15 de fevereiro de 2015

DURO TEXTO, POUCO CONHECIDO

PROFECIA ?…

Texto longo, a ler com a devida atenção, e o pensamento que a Misericórdia divina é infinita. É útil dizer que o mesmo texto não podia ser para os tempos da Beata Alexandrina – mesmo se a segunda guerra mundial começara no dia 1 do mesmo mês de Setembro –, visto que a par ela, sua irmã e o Padre Mariano Pinho, ninguém mais tinha conhecimento dos escritos dela. A pequena frase “então principiará um mundo novo”, prova o que acabo de dizer acima.



Nosso Senhor dizia-me:

— A minha divina Voz irada é o canhão que aterra as vítimas. Os males do mundo, os horrores, o castigo do pecado, é a minha vingança é a minha divina Justiça desarmada sobre a terra. Mas não temas, não é contigo, és inocente. Olha, quando a dor e a amargura vem pungir o coração humano procuram desabafar com aqueles a quem mais amam mesmo que não sejam culpados. O mesmo me acontece a Mim: sou o teu Jesus, venho desabafar contigo. Olha, escreve já ao teu Paizinho, quero que ele pregue mas que diga que sabe a certeza que foi Jesus quem o disse como se ele o tivesse ouvido dos meus divinos Lábios. Se não se fizer penitência, se não houver renovação no mundo, corações contritos e arrependidos, corações puros a principiar pelos meus discípulos de quem tudo esperava e são os que mais mal me servem, que vai ser tão grande o castigo, guerra, peste e fome que hão-de chegar os cristãos a comerem-se uns aos outros. Não pouparei aldeias, vilas nem cidades: todo o mundo será vítima do meu castigo. Tremenda vingança, que horas de angústia o esperam. Será quase como no tempo de Noé, e então principiará um mundo novo. Mas se fizer penitência e todo o mundo se renovar e se cumprir os meus divinos Desejos virá a paz. Não te assustes, não te aflijas. Condói-te da dor e amargura do meu divino Coração. Tem confiança: digo as coisas mais íntimas à minha crucificada mais predilecta.

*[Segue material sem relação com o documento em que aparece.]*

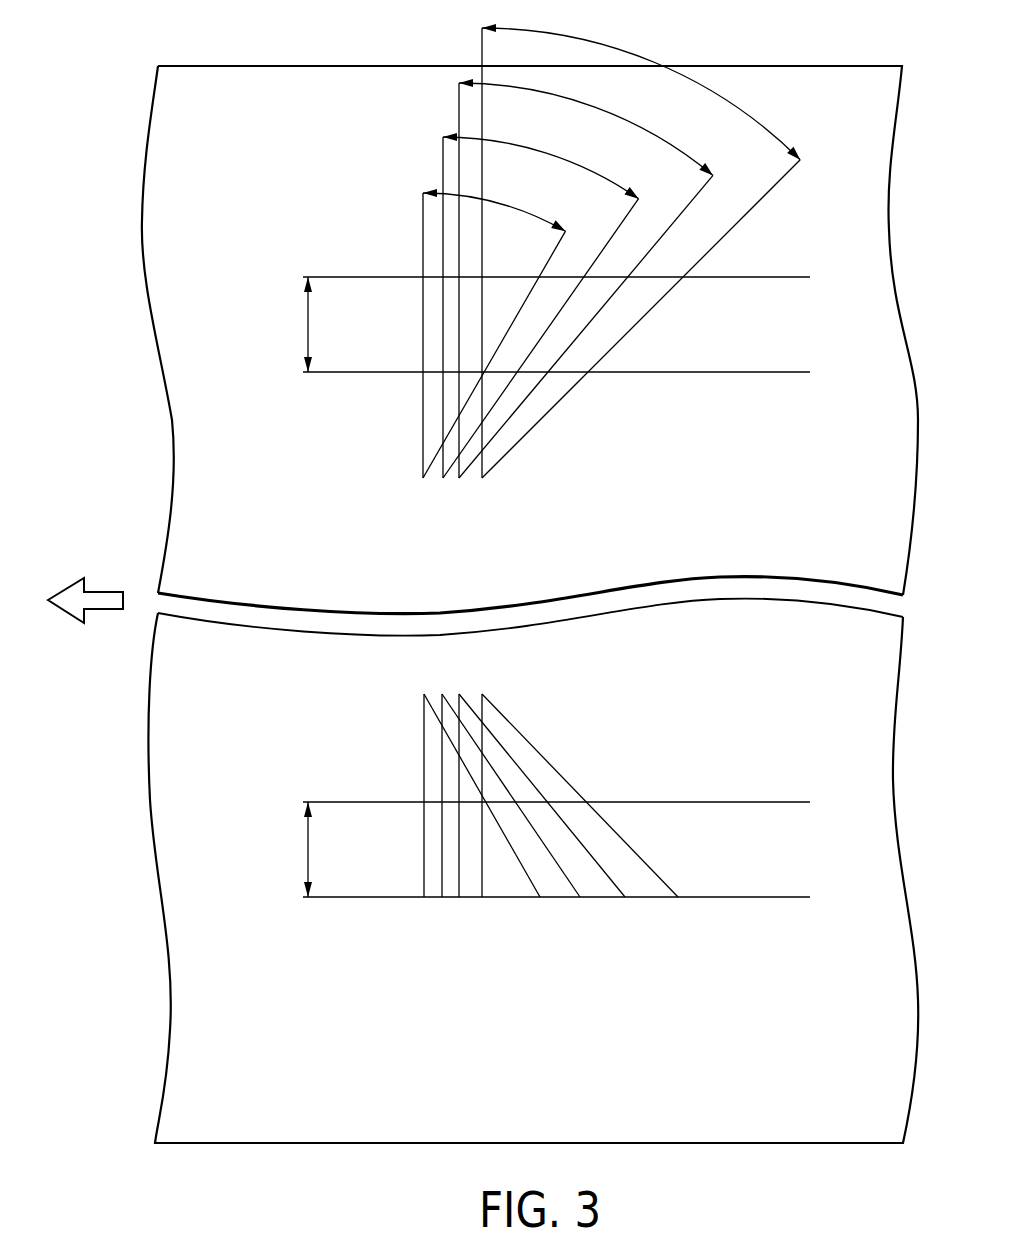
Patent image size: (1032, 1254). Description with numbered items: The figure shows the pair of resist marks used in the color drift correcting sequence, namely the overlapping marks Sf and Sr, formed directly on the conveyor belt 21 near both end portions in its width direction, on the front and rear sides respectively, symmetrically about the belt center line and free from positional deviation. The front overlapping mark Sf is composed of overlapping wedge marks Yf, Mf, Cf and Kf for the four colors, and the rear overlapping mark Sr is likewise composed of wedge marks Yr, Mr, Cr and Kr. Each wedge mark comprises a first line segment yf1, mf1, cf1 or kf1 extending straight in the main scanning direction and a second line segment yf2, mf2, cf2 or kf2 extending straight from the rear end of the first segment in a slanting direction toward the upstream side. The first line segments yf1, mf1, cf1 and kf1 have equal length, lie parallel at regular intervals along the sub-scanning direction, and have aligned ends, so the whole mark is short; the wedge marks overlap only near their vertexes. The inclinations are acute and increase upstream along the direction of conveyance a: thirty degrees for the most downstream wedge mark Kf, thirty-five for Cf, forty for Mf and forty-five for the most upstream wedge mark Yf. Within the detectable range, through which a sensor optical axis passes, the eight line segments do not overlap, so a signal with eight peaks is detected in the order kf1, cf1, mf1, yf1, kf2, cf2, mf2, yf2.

The conveyor belt 21 is at (834, 90).
The direction of conveyance a is at (107, 592).
The overlapping mark Sr is at (533, 283).
The overlapping mark Sf is at (533, 809).
The wedge mark Kr is at (423, 479).
The wedge mark Cr is at (443, 479).
The wedge mark Mr is at (459, 479).
The wedge mark Yr is at (482, 479).
The wedge mark Kf is at (459, 806).
The wedge mark Cf is at (513, 797).
The wedge mark Mf is at (500, 789).
The wedge mark Yf is at (560, 819).
The first line segment kf1 is at (424, 745).
The second line segment kf2 is at (531, 878).
The first line segment cf1 is at (442, 785).
The second line segment cf2 is at (572, 883).
The first line segment mf1 is at (456, 858).
The second line segment mf2 is at (537, 787).
The first line segment yf1 is at (480, 885).
The second line segment yf2 is at (660, 727).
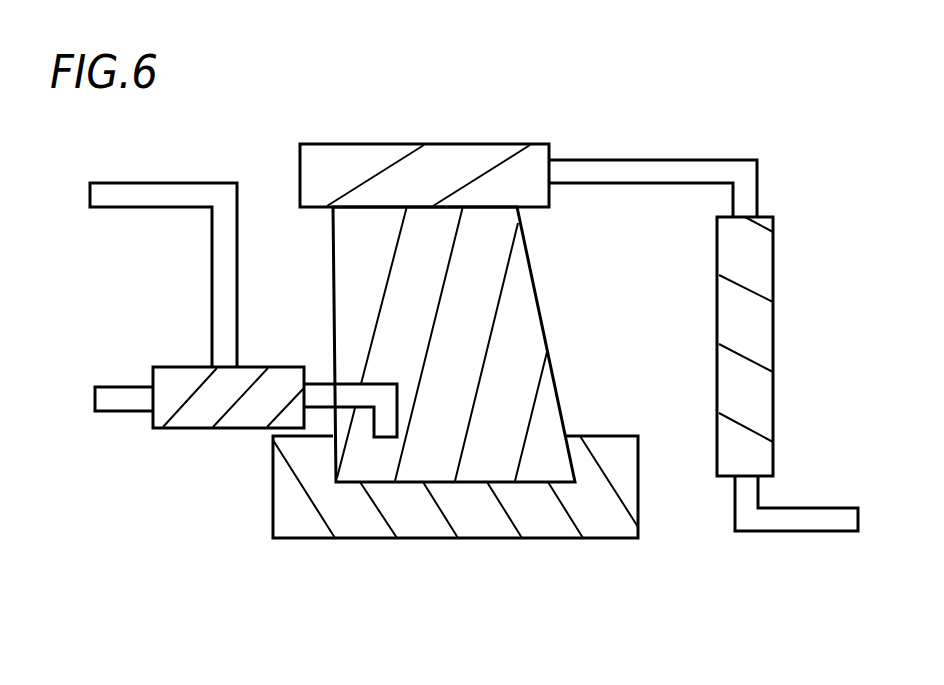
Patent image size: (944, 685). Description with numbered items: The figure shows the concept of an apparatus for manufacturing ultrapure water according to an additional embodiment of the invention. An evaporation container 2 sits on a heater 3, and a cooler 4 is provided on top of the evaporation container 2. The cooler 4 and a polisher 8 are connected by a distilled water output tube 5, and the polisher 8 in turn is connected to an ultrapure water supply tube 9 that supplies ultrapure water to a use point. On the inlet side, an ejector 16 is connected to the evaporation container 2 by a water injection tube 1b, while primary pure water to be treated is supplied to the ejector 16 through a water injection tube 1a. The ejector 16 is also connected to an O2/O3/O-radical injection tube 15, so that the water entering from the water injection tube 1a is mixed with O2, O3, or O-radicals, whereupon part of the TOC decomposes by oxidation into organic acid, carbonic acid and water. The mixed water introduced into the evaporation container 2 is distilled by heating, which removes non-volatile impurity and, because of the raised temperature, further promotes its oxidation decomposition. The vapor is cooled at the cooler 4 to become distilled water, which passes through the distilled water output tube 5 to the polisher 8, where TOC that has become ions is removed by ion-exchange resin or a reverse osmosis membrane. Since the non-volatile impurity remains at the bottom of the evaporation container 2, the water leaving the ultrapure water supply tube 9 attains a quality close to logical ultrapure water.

The water injection tube 1a is at (120, 412).
The water injection tube 1b is at (321, 383).
The evaporation container 2 is at (532, 277).
The heater 3 is at (432, 542).
The cooler 4 is at (483, 140).
The distilled water output tube 5 is at (673, 158).
The polisher 8 is at (775, 323).
The ultrapure water supply tube 9 is at (820, 505).
The O2/O3/O-radical injection tube 15 is at (148, 208).
The ejector 16 is at (195, 430).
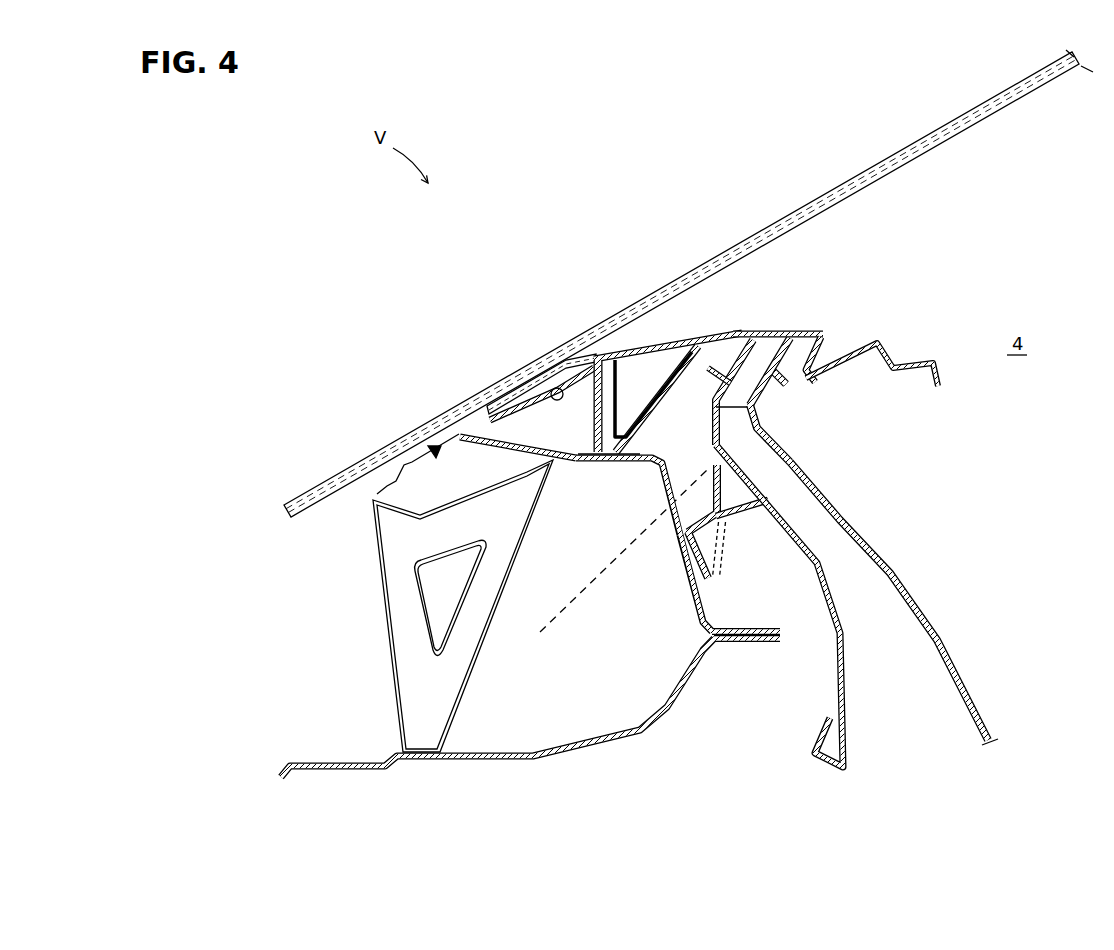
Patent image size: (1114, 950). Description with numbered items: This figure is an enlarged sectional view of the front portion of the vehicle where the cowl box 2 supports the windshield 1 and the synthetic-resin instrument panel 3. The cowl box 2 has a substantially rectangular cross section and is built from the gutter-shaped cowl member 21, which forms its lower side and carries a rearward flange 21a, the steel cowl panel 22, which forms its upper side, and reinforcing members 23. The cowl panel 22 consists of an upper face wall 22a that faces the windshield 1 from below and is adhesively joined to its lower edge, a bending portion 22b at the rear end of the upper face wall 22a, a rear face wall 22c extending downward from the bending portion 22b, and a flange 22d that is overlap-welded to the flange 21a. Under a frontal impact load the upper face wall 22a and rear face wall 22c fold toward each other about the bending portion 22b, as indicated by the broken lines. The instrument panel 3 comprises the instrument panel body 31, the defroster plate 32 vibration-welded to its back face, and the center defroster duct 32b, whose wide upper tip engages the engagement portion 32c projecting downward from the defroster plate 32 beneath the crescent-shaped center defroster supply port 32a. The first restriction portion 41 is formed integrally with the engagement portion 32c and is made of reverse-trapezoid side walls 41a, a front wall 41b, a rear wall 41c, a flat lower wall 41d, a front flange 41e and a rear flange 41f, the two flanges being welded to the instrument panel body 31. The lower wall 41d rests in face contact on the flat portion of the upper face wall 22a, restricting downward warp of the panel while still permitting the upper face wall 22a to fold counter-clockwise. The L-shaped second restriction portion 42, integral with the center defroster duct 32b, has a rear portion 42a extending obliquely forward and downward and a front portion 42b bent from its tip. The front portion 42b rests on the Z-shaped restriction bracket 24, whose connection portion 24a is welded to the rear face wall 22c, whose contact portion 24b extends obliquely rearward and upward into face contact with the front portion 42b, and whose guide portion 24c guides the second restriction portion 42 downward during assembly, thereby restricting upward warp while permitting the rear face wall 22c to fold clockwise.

The windshield 1 is at (995, 100).
The cowl box 2 is at (537, 596).
The cowl member 21 is at (530, 738).
The flange 21a is at (744, 647).
The cowl panel 22 is at (611, 549).
The upper face wall 22a is at (560, 460).
The bending portion 22b is at (653, 466).
The rear face wall 22c is at (703, 617).
The flange 22d is at (757, 628).
The reinforcing member 23 is at (407, 688).
The restriction bracket 24 is at (647, 531).
The connection portion 24a is at (668, 573).
The contact portion 24b is at (688, 514).
The guide portion 24c is at (714, 478).
The instrument panel 3 is at (842, 502).
The instrument panel body 31 is at (770, 328).
The defroster plate 32 is at (842, 515).
The center defroster supply port 32a is at (787, 332).
The center defroster duct 32b is at (953, 660).
The engagement portion 32c is at (780, 372).
The first restriction portion 41 is at (614, 378).
The side wall 41a is at (604, 352).
The front wall 41b is at (592, 415).
The rear wall 41c is at (667, 393).
The lower wall 41d is at (601, 457).
The front flange 41e is at (540, 388).
The rear flange 41f is at (703, 333).
The second restriction portion 42 is at (783, 606).
The rear portion 42a is at (800, 522).
The front portion 42b is at (712, 540).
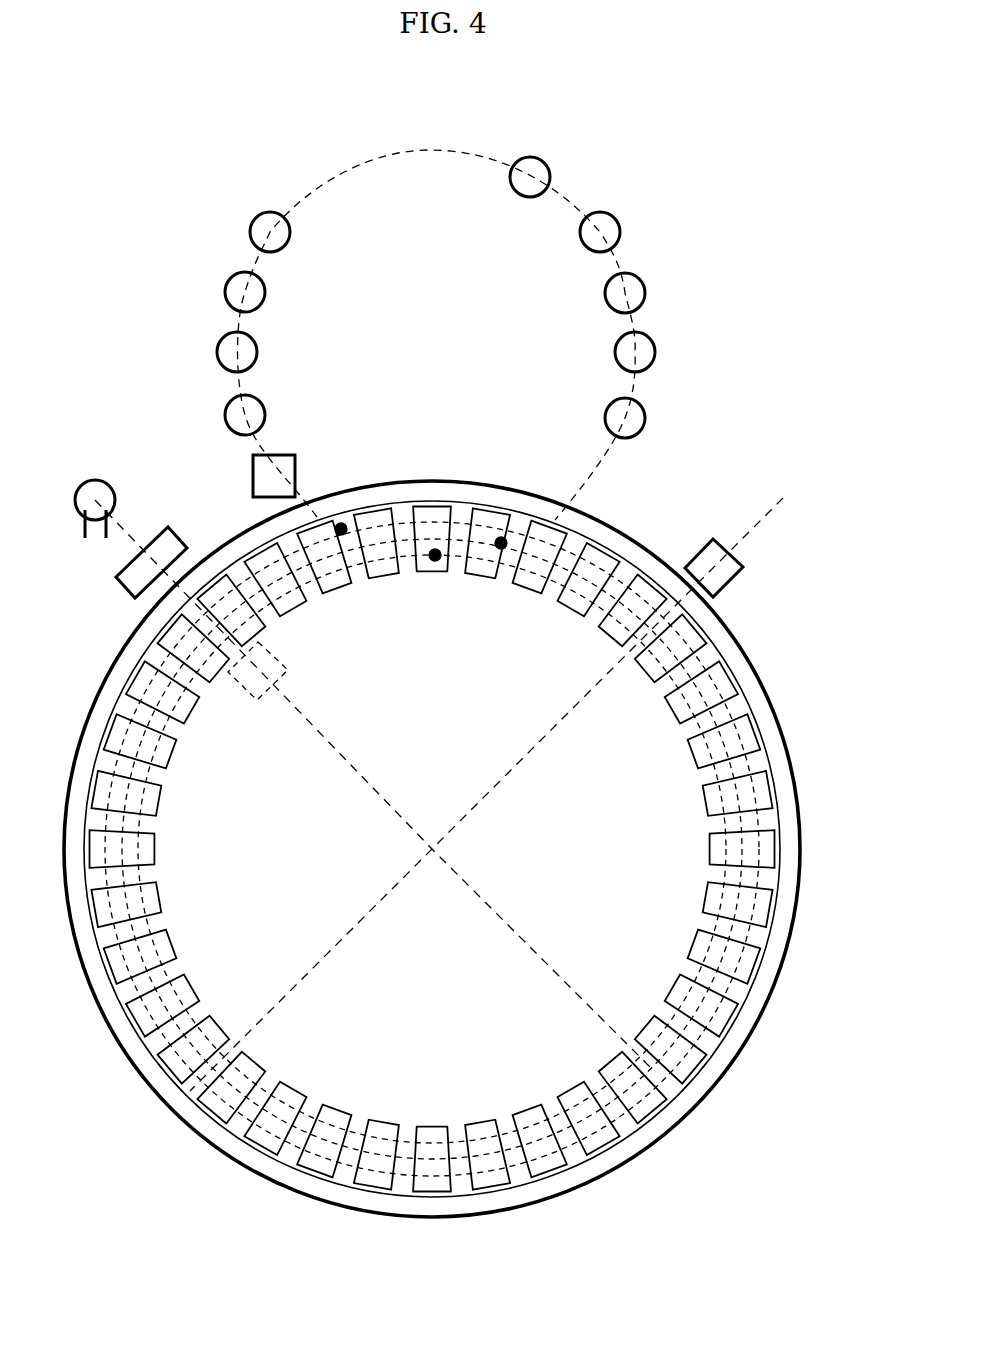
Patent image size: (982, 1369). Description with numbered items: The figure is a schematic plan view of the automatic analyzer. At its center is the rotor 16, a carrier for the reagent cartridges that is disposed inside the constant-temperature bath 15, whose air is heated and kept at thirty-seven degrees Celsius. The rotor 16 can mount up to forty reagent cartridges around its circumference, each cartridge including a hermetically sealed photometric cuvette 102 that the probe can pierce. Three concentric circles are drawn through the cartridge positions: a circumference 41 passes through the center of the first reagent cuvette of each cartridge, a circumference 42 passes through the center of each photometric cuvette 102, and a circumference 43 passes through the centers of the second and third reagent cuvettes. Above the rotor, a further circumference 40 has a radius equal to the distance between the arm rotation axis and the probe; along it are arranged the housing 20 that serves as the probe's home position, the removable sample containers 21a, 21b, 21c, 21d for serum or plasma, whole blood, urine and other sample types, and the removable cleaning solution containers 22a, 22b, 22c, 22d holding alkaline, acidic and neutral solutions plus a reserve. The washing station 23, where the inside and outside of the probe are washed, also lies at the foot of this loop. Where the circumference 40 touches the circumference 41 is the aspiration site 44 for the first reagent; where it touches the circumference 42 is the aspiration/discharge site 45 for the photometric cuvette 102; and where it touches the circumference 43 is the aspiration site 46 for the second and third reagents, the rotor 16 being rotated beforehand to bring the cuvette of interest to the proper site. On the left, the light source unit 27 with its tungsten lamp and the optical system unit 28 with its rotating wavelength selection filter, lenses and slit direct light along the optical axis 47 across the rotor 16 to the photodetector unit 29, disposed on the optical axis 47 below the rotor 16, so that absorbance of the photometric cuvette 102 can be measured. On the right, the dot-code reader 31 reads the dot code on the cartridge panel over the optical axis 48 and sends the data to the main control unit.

The constant-temperature bath 15 is at (738, 635).
The rotor 16 is at (765, 732).
The photometric cuvette 102 is at (621, 590).
The circumference 43 is at (758, 794).
The circumference 42 is at (745, 847).
The circumference 41 is at (720, 898).
The optical axis 47 is at (312, 720).
The optical axis 48 is at (548, 724).
The photodetector unit 29 is at (283, 660).
The light source unit 27 is at (88, 515).
The optical system unit 28 is at (130, 578).
The dot-code reader 31 is at (722, 556).
The washing station 23 is at (288, 468).
The circumference 40 is at (367, 162).
The housing 20 is at (541, 158).
The cleaning solution container 22d is at (250, 222).
The cleaning solution container 22c is at (228, 288).
The cleaning solution container 22b is at (218, 350).
The cleaning solution container 22a is at (226, 408).
The sample container 21d is at (620, 226).
The sample container 21c is at (645, 290).
The sample container 21b is at (655, 350).
The sample container 21a is at (645, 410).
The aspiration site 46 is at (342, 528).
The aspiration site 44 is at (436, 553).
The aspiration/discharge site 45 is at (502, 542).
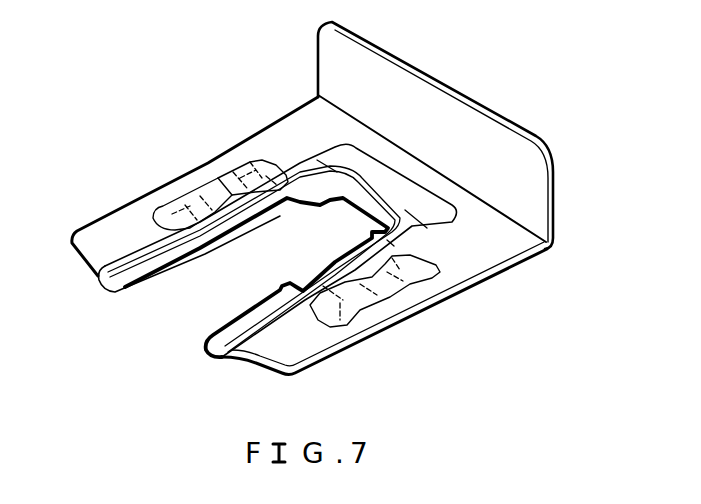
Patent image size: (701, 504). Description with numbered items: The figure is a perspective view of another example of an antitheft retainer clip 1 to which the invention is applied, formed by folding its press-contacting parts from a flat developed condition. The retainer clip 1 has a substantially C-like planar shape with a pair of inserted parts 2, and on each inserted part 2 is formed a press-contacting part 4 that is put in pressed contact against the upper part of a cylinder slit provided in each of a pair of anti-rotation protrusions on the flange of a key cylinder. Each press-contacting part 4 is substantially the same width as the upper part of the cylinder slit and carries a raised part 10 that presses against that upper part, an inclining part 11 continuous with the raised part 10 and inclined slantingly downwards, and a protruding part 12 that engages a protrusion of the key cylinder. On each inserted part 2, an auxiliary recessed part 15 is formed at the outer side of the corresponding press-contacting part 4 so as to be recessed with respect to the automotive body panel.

Dada a importância do “aviso”, Alexandrina parece – não duvidar – mas ter um certo receio, por isso se interroga e interroga o seu Director espiritual, o Padre Mariano Pinho.


Peço e volto a pedir luz ao divino Espírito Santo para mim e para o meu Paizinho. Meu Deus, minha querida Mãezinha, eu não me quero enganar nem enganar ninguém. Permita-me, meu Paizinho, este desabafo; será verdade isto que eu digo? Não será ilusão minha? Ai, meu Jesus, meu Jesus, que medo eu tenho. Eu não Vos quero desgostar, compadecei-Vos de mim: bem vedes quanto isto faz sofrer. (Carta ao Padre Mariano Pinho, sj, de 6 de Setembro de 1939)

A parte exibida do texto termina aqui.